How to generate the Unique Pairs of Adjacent Blocks within a Rubik's Cube with side length N? The title pretty much sums it up, even though the "Rubik's cube" is just an analogy: I am parallelizing a "periodic boundary particle sim" using a cell technique (for background--the details aren't too important though). 
In the particle sim, you have a 3D box $Q$ with sides length $n$. In order to effectively parallelize it, I split the box into what is essentially a giant Rubik's cube: a 3d grid of blocks with side length $d = \frac{n}{i}$, where $i$ is, say, $10$ (even though in practice it will be a float chosen so that the boxes overlap with the housing cube dimensions (which depend on a lot of values) as little as possible). 

Background aside, the problem is that I need to somehow generate the unique pairs of the $3\times 3$ rubiks cube surrounding each block (for each block in the box $Q$), wrapping the edges of the box for blocks on the border, with no repeats, such that I would have an array or list of block pairs that I  could use later. 
The trivial solution (off the top of my head really quick) is to use brute force to generate a big linked list of pairs, then sort (long time), stack uniques on another linked list ($n$ time), counting, then reading into array or something.  
But this seems like a really clean situation where there is some subset lattice math where I could just generate the unique pairs analytically. 

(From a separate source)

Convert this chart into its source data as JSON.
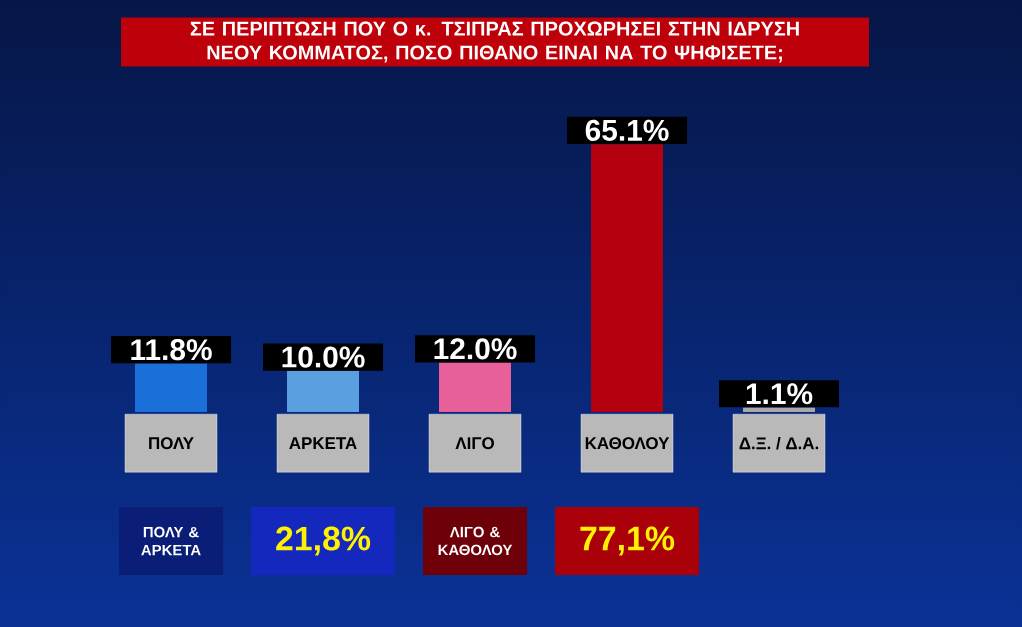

Here is a picture of the situation: 


My question in short:  
Ok, if there is an answer, awesome. 
But, if not, where can I go to find the math/reasoning/etc. to work this problem out?  What vocabulary do I need for effective searches? And is this something that is solvable?

 A: Right now, I have a pseudo answer, but not necessarily any extensible math: 
If, for each block $b \in C$, where $C$ is the set of all blocks in the cube, I grab the 13 adjacent neighbors such that the mirror image of the neighbor across $b$ is not chosen, then when I grab any of the chosen neighbors $n$, $b$ will occupy the mirrored position relative to one of the 13 chosen adjacent blocks relative to $n$.  
Therefore, $b$ will not be chosen again by any of its neighbors. 
Finally, for each of the 13 adjacent neighbors not chosen by $b$, $b$ will be in the set of chosen neighbors, since relative to each of them, $b$ is in one of the 13 chosen positions...

This makes sense when you visualize choosing the 13 correctly, shift either to one of the chosen blocks, or one of the non-chosen blocks, and repeat--everything lines up.  The important thing though, is to choose the blocks such that you aren't choosing two blocks which are in a line with $b$.  
So, my answer (for now) is that there are $13*|C|$ unique pairs of blocks in 3D when only the immediately adjacent neighbors are considered relative to the central block (as in a $3\times 3$ rubik's cube), and edges are wrapped around (such that a block at $(0,0,0)$ is adjacent to the block at $(\text{cube dim},\text{cube_dim},\text{cube_dim})$).